This simple solution has big ambitions: to develop a far reaching platform giving everybody, not just geeks, the opportunity to experiment with the potential of digital fabrication and environmental sensors. We want the platform to be capable of realizing any project that involves printing, sensors and the environment. If you’re an artist working on the bleeding edge, a serious Maker searching for inspiration for creative mashups, or a father and son (or mother and daughter) looking for interesting weekend projects for the 3d-printer that’s already sitting in your basement , FABMOBs will have a solution for you. We want to make the FABMOBs platform into a robust network that CAN make a difference in the 3Dprinting space.
A FABMOBs rig is a mash-up of hardware, software and network connections enabling the fabrication of an atmosphere. Sensors, 3Dprinters and mobile power sources are connected using open-source Arduino development boards for communication, calculation and control; they are linked at their source, which is why they they play so nicely together. The wireless 4g and proprietary networks that blanket our cities and suburbs, move the data from sensor to printer via an online API. A lightweight, portable solar panel connected to a rechargeable battery, powers the sensor. The Smart Citizen is always capturing and sending data to a server using mobile networks. Pieces of that data are automatically requested by the software that will generate the 3d model, which is used to fabricate an ATMOStag object.
In the context of the FABMOBs|ATMOStag project, we measure the temperature, humidity, ambient light, noise, and levels of carbon monoxide and nitrogen dioxide in any local environment using sensors. This data forms a limited, but useful enough representation of a local atmosphere. We then use it to create a digital model and print the atmosphere’s representation.
To determine the atmosphere of a specific location, we measure the temperature, humidity, ambient light, noise, and levels of carbon monoxide and nitrogen dioxide in any environment using sensors.
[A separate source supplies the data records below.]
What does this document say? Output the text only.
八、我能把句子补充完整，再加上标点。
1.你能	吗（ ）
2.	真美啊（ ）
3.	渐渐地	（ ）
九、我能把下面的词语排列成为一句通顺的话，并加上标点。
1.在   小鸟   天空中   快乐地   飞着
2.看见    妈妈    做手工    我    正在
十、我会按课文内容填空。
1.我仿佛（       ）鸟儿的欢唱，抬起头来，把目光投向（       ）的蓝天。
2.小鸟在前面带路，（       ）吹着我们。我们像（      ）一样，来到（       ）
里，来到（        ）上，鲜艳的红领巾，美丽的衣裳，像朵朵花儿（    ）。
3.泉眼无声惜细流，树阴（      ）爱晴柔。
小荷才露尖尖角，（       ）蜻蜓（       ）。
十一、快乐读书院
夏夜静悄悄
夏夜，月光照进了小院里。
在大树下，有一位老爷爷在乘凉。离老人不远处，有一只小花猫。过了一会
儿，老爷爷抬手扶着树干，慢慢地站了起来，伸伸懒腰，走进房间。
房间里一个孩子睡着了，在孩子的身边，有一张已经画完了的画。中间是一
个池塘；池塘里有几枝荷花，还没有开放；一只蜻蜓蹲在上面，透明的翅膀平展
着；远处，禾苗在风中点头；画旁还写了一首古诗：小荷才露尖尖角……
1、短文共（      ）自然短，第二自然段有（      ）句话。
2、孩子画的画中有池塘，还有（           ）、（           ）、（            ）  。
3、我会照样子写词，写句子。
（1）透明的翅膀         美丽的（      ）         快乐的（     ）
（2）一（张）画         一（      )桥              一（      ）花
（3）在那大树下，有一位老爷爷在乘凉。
The data from these continuous captures forms a limited, but useful enough representation of a local atmosphere, and serves to form and inform the design (or generation) of the 3D-model used to print an object. Using our customized 3D-software and Python, we can algorithmically associate formal transformations to an object based on the synthesis of the atmosphere’s qualities (hot, humid, dense, light…) and quantities (how much) based on its captured data. We can then apply these transformations to shape an object’s formal predisposition.